Als Erdmann hinter Matthiessen den Laden betrat, drehte sich eine junge Frau zu ihnen um. Sie stand vor einem der vielen Regale, einen Korb mit Büchern neben sich auf dem Boden. Ihr kupferrotes, kinnlanges Haar war zu einem Bob geschnitten, was ihre herzförmige Gesichtsform noch unterstrich. Sie mochte Anfang dreißig sein, und als sie nun mit einem fast schon scheuen Lächeln auf sie zukam, dachte Erdmann, dass sie für ihre Größe von vielleicht eins siebzig ein paar Kilos zu viel hatte. »Guten Tag, kann ich Ihnen helfen?«

»Guten Tag, ich bin Hauptkommissarin Matthiessen, das ist mein Kollege, Oberkommissar Erdmann. Frau Miriam Hansen?«

Das Lächeln verschwand. »Ja.« Sie sah zu Erdmann, dem dabei auffiel, von welch intensivem Grün ihre Augen waren. »Sind Sie … habe ich eben mit Ihnen gesprochen?«

»Nein, mit einem Kollegen. Es geht um dieses Buch.« Er kramte in der Innentasche seiner Lederjacke nach seinen Notizen.

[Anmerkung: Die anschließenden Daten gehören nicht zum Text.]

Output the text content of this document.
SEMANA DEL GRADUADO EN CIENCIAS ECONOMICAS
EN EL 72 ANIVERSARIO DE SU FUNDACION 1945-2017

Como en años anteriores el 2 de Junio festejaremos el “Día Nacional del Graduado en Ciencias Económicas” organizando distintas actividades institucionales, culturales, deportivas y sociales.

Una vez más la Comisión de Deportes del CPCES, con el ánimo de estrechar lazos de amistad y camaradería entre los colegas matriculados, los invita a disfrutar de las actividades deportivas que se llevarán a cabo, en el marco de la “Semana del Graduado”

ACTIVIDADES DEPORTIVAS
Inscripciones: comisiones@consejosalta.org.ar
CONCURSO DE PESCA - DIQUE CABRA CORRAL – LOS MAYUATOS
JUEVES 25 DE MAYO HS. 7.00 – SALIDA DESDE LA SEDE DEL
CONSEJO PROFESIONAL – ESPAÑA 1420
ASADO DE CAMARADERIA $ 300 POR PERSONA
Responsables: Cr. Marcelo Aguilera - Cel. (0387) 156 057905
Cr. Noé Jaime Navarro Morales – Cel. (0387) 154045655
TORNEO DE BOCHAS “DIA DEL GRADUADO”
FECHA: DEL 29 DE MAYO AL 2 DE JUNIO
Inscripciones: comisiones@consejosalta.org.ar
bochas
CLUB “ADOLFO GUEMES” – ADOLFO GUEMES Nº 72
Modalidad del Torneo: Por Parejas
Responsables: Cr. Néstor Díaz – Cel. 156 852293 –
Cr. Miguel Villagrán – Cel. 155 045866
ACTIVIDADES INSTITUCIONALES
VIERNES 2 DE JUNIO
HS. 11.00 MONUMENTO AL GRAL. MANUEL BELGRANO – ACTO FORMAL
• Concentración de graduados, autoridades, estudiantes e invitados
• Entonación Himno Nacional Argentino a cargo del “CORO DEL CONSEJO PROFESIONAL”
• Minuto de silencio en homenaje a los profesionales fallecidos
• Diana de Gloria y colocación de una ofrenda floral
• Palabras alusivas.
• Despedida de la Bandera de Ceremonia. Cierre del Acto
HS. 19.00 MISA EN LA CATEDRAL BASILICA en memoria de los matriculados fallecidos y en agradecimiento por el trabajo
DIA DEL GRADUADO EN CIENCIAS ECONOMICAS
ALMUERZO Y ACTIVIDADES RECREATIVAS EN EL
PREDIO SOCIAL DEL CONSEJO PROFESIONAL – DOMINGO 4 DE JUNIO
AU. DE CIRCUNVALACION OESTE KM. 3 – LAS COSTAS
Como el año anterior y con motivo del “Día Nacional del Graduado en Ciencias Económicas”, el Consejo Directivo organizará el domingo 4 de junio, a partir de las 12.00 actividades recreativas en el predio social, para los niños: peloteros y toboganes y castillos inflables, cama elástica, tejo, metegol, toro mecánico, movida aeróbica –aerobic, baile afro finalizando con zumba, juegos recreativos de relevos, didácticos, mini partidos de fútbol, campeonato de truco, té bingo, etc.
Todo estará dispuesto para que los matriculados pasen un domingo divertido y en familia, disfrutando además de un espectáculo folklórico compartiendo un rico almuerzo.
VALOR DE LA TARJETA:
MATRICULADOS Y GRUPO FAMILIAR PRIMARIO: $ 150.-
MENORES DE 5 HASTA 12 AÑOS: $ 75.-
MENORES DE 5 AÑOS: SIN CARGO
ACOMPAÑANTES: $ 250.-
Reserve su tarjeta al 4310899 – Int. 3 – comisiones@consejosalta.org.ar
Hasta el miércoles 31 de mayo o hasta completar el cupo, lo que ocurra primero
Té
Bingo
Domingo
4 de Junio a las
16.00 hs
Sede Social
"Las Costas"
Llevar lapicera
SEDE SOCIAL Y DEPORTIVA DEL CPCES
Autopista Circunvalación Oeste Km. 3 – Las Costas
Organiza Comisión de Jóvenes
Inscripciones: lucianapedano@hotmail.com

»Nach dem Ihr Kollege gefragt hat? Das Skript von Christoph Jahn, das habe ich da. Ist das für Sie privat oder …«

»Können Sie es bitte holen?«, forderte Matthiessen die junge Frau auf, bevor Erdmann etwas erwidern konnte. Traute sie ihm etwa nicht zu, selbst entscheiden zu können, was er einer Zivilperson über einen laufenden Fall sagen konnte?

»Ja, ich … Moment, ich hole es Ihnen.« Miriam Hansen wandte sich ab und ging auf ein Regal neben den Tischen zu. »Möchten Sie vielleicht einen Kaffee?«

»Nein, danke«, sagte Matthiessen. »Ja, gerne«, antwortete Erdmann gleichzeitig. Die junge Frau drehte sich kurz zu ihnen um. »Also einen Kaffee?« Erdmann nickte.

»Suchen Sie mir aber bitte das Buch heraus, bevor Sie meinem Kollegen einen Kaffee machen.« Der Blick, mit dem Matthiessen Erdmann dabei bedachte, regte ihn auf, so sehr, dass er sich stark zusammenreißen musste, sie nicht an Ort und Stelle zu fragen, was ihr eigentlich einfiel.

»Hier ist es.« Miriam Hansen kam mit einem Taschenbuch in der Hand auf sie zu. Erdmann machte einen Schritt nach vorne und nahm es ihr aus der Hand. Das Cover war in Schwarz gehalten, in großen, grün schimmernden Chromlettern prangte der Titel über die gesamte Breite. Eine Frau schien auf dem Wort Skript zu liegen, den nackten Rücken dem Betrachter zugewandt. »Danke, und … den Kaffee trinke ich ein anderes Mal.« Er sah zu Matthiessen, doch der Kommentar, mit dem er gerechnet hatte, blieb aus. Stattdessen wandte sie sich wieder der Buchhändlerin zu. »Stimmt es, dass Sie ein Fan dieses Autors sind?«

Die hellen Wangen der jungen Frau bekamen einen rosafarbenen Schimmer. »O ja, ich habe alle seine Bücher gelesen, und seit er in Hamburg wohnt, habe ich ihn auch schon ein paarmal gesehen.«

»Auf Lesungen?«

»Nein, leider nicht, Christoph macht keine Lesungen mehr. Er hat bisher kein neues Buch mehr herausgebracht, nachdem er mit der Arbeit an Das Skript fertig war. Diese Geschichte damals …«

Christoph?, wunderte sich Erdmann und sagte: »Welche Geschichte?«

»Ach, Sie wissen das nicht? Ich dachte, weil Sie doch von der Polizei …«

»Welche Geschichte meinen Sie?«, wiederholte Matthiessen Erdmanns Frage.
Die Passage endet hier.